The fencing that separates your property from your neighbor’s is a logical place to start when planning on gardening up. One way to utilize solid, wood-paneled fencing is by attaching hanging baskets, pots, and other growing containers to it. With this type of vertical garden, you wouldn’t be worrying about vegetable plants that climb, it would be about veggies and fruit that grow well in containers such as lettuce, radishes, strawberries, herbs, and the like.

Wood fencing made with flat boards doesn’t offer anything for climbing veggies to “grab” in order to hoist themselves up, but attaching a trellis or other grid-type material is a game-changer. Now, the tendrils and twiners have all the support they need.

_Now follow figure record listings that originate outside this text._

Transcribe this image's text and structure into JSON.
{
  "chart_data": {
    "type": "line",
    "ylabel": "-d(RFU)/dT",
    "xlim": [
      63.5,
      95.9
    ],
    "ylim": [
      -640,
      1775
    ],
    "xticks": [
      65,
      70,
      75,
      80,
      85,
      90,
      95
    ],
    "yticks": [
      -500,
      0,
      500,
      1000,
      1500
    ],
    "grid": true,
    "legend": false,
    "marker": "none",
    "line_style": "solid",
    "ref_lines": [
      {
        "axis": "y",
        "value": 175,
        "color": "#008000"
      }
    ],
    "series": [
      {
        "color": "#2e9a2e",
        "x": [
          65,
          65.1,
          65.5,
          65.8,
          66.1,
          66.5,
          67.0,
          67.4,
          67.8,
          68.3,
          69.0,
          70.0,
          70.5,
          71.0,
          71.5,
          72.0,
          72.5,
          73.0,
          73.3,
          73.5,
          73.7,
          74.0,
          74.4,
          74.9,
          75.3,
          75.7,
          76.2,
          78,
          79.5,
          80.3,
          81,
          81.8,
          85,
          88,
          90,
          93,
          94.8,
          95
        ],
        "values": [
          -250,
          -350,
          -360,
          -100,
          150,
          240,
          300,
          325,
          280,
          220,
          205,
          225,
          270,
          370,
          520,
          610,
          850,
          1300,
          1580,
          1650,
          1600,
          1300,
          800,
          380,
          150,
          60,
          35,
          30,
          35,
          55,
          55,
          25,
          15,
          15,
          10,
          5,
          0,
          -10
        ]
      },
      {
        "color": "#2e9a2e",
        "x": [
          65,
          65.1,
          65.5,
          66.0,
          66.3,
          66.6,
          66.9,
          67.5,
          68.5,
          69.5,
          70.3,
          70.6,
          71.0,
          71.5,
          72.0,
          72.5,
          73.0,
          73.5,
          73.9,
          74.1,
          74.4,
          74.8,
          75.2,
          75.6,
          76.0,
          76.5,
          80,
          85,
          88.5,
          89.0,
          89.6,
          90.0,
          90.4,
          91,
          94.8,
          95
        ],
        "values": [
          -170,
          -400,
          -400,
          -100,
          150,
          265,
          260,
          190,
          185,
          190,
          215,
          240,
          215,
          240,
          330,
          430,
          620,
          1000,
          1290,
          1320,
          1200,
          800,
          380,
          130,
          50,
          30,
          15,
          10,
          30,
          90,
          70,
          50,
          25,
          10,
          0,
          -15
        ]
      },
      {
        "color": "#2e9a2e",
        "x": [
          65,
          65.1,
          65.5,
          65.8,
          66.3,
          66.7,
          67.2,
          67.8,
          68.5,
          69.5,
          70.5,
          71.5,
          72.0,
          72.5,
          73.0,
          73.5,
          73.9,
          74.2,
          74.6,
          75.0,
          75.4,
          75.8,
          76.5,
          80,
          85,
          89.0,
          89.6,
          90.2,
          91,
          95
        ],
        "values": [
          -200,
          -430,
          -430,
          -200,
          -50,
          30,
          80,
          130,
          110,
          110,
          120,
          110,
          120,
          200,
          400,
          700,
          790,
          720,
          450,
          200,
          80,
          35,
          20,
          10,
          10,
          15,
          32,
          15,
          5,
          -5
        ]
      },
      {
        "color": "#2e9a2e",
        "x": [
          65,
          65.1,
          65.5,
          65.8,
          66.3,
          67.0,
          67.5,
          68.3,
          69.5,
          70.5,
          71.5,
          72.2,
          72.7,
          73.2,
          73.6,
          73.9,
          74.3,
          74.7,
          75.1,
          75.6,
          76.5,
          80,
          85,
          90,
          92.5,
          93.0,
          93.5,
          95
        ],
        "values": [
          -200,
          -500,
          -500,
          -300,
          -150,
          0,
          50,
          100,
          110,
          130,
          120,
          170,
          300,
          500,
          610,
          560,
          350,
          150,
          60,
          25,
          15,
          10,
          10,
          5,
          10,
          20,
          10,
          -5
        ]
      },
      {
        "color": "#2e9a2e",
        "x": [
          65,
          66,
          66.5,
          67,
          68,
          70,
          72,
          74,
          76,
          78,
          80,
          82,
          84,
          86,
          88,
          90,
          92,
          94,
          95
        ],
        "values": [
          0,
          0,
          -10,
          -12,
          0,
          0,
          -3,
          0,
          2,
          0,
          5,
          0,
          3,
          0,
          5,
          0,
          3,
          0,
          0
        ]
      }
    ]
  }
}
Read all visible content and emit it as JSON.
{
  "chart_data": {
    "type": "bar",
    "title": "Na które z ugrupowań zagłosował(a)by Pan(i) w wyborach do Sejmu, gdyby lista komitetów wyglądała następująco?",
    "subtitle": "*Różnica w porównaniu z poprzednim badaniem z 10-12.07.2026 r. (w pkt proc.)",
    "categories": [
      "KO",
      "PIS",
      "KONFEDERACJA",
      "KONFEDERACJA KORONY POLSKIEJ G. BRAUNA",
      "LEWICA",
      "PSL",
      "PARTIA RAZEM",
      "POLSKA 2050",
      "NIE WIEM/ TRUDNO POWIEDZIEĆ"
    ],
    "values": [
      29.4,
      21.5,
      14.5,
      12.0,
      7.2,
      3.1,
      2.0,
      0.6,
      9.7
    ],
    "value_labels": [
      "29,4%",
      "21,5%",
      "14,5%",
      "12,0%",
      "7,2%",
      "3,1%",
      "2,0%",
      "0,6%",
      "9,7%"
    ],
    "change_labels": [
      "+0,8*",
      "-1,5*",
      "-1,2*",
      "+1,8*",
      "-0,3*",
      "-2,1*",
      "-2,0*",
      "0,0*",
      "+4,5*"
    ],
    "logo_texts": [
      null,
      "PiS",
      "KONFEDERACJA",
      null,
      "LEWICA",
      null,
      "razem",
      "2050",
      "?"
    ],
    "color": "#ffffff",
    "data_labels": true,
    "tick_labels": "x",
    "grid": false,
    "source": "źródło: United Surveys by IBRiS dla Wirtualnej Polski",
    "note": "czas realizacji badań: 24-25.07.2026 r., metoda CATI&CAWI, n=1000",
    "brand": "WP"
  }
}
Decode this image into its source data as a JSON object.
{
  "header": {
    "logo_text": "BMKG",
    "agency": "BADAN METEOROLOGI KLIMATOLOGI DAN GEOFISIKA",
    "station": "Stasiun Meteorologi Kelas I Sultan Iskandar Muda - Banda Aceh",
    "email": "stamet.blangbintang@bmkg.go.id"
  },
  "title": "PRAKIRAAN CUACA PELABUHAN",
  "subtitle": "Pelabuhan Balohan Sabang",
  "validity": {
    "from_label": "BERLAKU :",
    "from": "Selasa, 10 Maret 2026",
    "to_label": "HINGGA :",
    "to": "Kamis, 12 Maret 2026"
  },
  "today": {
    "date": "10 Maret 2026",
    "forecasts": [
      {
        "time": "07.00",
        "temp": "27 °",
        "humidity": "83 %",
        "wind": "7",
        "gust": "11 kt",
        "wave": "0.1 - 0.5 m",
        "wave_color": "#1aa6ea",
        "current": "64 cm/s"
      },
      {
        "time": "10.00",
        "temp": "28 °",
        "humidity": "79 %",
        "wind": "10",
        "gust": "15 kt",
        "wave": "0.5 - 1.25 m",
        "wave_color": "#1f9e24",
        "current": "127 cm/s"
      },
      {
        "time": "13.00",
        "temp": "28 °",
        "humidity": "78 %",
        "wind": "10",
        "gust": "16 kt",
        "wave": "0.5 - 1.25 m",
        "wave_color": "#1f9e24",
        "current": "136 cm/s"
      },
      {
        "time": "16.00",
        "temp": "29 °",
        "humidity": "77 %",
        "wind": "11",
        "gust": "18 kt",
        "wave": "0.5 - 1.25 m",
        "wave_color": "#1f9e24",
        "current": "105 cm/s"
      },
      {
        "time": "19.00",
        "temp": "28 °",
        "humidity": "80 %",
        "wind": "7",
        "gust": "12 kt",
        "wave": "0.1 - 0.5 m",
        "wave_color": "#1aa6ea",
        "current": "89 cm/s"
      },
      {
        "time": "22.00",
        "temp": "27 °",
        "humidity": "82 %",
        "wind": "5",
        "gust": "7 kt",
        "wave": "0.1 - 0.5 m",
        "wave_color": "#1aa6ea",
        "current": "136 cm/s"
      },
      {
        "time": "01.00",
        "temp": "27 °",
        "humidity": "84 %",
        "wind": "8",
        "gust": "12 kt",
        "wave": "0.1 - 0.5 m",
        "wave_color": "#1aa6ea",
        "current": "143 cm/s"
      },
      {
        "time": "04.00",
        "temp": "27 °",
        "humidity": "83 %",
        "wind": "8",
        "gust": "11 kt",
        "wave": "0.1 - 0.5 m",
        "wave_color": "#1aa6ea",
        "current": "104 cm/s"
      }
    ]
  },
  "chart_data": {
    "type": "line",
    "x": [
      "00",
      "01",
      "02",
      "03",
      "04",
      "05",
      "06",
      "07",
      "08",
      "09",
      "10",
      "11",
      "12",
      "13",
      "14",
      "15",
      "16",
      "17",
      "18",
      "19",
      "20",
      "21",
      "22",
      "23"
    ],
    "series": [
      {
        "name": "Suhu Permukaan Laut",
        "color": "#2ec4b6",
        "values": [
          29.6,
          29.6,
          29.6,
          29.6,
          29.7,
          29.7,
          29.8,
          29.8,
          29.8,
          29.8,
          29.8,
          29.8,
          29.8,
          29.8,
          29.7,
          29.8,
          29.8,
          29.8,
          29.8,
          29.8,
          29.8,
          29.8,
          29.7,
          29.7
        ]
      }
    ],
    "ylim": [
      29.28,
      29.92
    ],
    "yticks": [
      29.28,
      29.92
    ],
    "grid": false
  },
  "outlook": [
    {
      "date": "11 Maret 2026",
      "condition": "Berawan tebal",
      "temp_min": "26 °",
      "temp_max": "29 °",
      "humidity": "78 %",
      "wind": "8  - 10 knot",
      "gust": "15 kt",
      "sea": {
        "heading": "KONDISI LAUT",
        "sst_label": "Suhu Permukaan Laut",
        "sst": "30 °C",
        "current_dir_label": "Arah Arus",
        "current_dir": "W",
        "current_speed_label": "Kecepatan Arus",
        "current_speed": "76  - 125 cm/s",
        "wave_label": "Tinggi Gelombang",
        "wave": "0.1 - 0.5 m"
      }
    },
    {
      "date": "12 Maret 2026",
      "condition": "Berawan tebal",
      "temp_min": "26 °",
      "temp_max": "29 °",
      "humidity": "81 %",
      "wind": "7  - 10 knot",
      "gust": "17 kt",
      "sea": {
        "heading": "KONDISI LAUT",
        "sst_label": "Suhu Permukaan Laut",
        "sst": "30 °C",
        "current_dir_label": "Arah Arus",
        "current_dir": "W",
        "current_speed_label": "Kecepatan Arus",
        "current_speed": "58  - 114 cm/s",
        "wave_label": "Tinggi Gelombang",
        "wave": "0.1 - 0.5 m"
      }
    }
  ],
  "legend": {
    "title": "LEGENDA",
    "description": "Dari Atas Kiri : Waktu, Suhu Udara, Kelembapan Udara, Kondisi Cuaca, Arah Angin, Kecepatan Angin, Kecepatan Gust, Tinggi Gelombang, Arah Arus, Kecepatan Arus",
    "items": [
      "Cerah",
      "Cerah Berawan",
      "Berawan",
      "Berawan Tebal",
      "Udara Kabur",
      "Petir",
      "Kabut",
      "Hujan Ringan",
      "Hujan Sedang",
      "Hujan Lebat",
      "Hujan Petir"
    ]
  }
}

Some yards are surrounded by low, picket-type fencing. Fences that are constructed with both vertical or horizontal materials can be used as a home for climbing veggies. Hanging planters can also be secured to the top of this type of fence and still be within the gardener’s reach.

Chain-link fencing, while technically ugly, turns out to be undeniably useful as a vertical garden structure. It’s a climbing plant’s dream. Not to mention that when something with full foliage is planted against it, it’s transformed into an attractive “solid” wall. I’ve grown grape vines along our short, chain-link fence and I loved the look.

But heed my warning here: Most vegetable plants are going to be of the annual sort. Which means that the plant is going to die at the end of every season. Which means that you’ll be picking the dead, brittle, twining vines off and out of that chain link. Capische? Now, this information never stopped me, but I felt it was only fair to offer up the dirty details. By the way, the grape vines weren’t nearly as bad as the dead green bean vines.

Solid cement wall fences have an additional perk that most don’t; a flat, secure top. Rectangular planter boxes can be placed along the top of the wall for an instant vertical garden. Plant those boxes or troughs with peas and harvest the pods as they grow down instead of up.

This is just the tip of the proverbial iceberg, my gardening friends, by thinking vertically, you’ll find a surprising amount of gardening space where there was none before.